Strike a Blow Against the Establishment! Read a YA Novel!

They're still talking at my usual on-line hang-outs about The Problem with "Problem" Young-Adult Fiction by Ann Hulbert in Slate. In her essay, Hulbert objects to the use of "problem novels" in high school classes where she claims they are used to initiate discussion of issues rather than discussion of literature. A good thing, too, because according to her the themes are superficial, the symbols trite, and the characters are two-dimensional.

Now, remember, I'm not too fond of so-called problem novels, myself. However, just like Barbara Feinberg's Lizard Motel, which I discussed to death earlier, Hulbert's essay isn't particularly well written. It drifts from problem books, to teacher guides, to a couple who have written a book that Hulbert describes a "cure," though she's not real clear as to what this cure is for--problem books, which is what the essay is supposed to be about? Teaching English? Encouraging reading?

Why is it that the people who want to write on this issue can't seem to pull their acts together?

What I'm finding incredibly interesting about this is that at one of the on-line forums I visit there is a lot of talk supporting getting YA books out of the classrooms because kids need time to study classics. These people are writers and readers, and they are actually disparaging an established genre. What bothers me about this attitude (besides the elitism) is that while classics can be enjoyable to read, many of them don't exactly speak to twenty-first century teenagers. Yeah, yeah, yeah, I know classic, great literature is timeless. Go tell a seventeen-year-old who's just been handed a copy of Moby Dick.

My feeling about reading (and I suspect I'm alone on this) is that we read to connect with others like ourselves--authors, their characters--or even a situation. We want to connect with someone like ourselves or someone we want to be like. And when young adult literature is never promoted to teenagers, when it is actively looked down upon, a very clear message is being sent to those young readers. They and their interests have no value.

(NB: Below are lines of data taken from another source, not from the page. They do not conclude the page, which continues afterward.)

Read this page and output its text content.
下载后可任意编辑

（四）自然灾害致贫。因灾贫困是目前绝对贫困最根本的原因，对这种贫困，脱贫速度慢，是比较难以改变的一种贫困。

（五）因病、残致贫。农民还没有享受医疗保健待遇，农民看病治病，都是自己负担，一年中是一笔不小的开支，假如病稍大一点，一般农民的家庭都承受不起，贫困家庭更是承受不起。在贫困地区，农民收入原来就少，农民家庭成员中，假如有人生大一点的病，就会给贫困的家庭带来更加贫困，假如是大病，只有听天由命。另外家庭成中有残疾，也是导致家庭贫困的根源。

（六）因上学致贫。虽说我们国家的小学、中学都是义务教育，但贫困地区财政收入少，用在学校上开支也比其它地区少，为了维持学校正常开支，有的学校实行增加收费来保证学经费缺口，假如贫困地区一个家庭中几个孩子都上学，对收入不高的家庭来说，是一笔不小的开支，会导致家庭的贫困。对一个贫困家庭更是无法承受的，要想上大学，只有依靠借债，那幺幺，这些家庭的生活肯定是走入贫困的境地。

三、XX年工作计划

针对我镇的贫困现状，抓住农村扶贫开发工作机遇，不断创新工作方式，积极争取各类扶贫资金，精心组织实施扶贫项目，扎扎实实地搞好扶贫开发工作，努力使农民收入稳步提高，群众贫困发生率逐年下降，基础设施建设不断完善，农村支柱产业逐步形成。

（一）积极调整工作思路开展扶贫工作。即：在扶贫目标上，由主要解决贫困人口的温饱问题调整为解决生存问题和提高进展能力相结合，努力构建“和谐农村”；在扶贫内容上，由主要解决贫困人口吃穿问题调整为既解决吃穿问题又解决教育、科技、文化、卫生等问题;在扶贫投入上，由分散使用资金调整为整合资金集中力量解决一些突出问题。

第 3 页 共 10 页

Hmmm. Could this be why reading is plunging as an activity for the young?

And while we're at it, there's another aspect about this that bothers me. I was told by a college professor a few years ago (who may or may not have known what he was talking about) that before the end of the nineteenth century literature wasn't taught in schools. "English literature" was brought in to the public schools to help assimilate the children of immigrants, to teach them to value what the WASP power structure valued--the anglo-American way of life and literature.

Now, I'm only two generations removed from immigrants. My father, uncle, and aunts couldn't speak English when they started grade school. This indoctrination was aimed at my kind. And that's how I see this whole "teach the classics" feeling--it's a movement to indoctrinate the young, this time into the adult, narrow, college-educated world.

Fight it, kiddos! Read a YA novel! Read a couple! It's a new genre, only thirty some-odd years old. It hasn't been accepted by the grown-ups yet. It's new, and it's yours. Sure, some of it stinks. But, you know what? Some adult literature stinks, too. So do some of the classics. Don't let that bother you. Seek out the best of your genre and enjoy it. Don't let the man tell you what to read.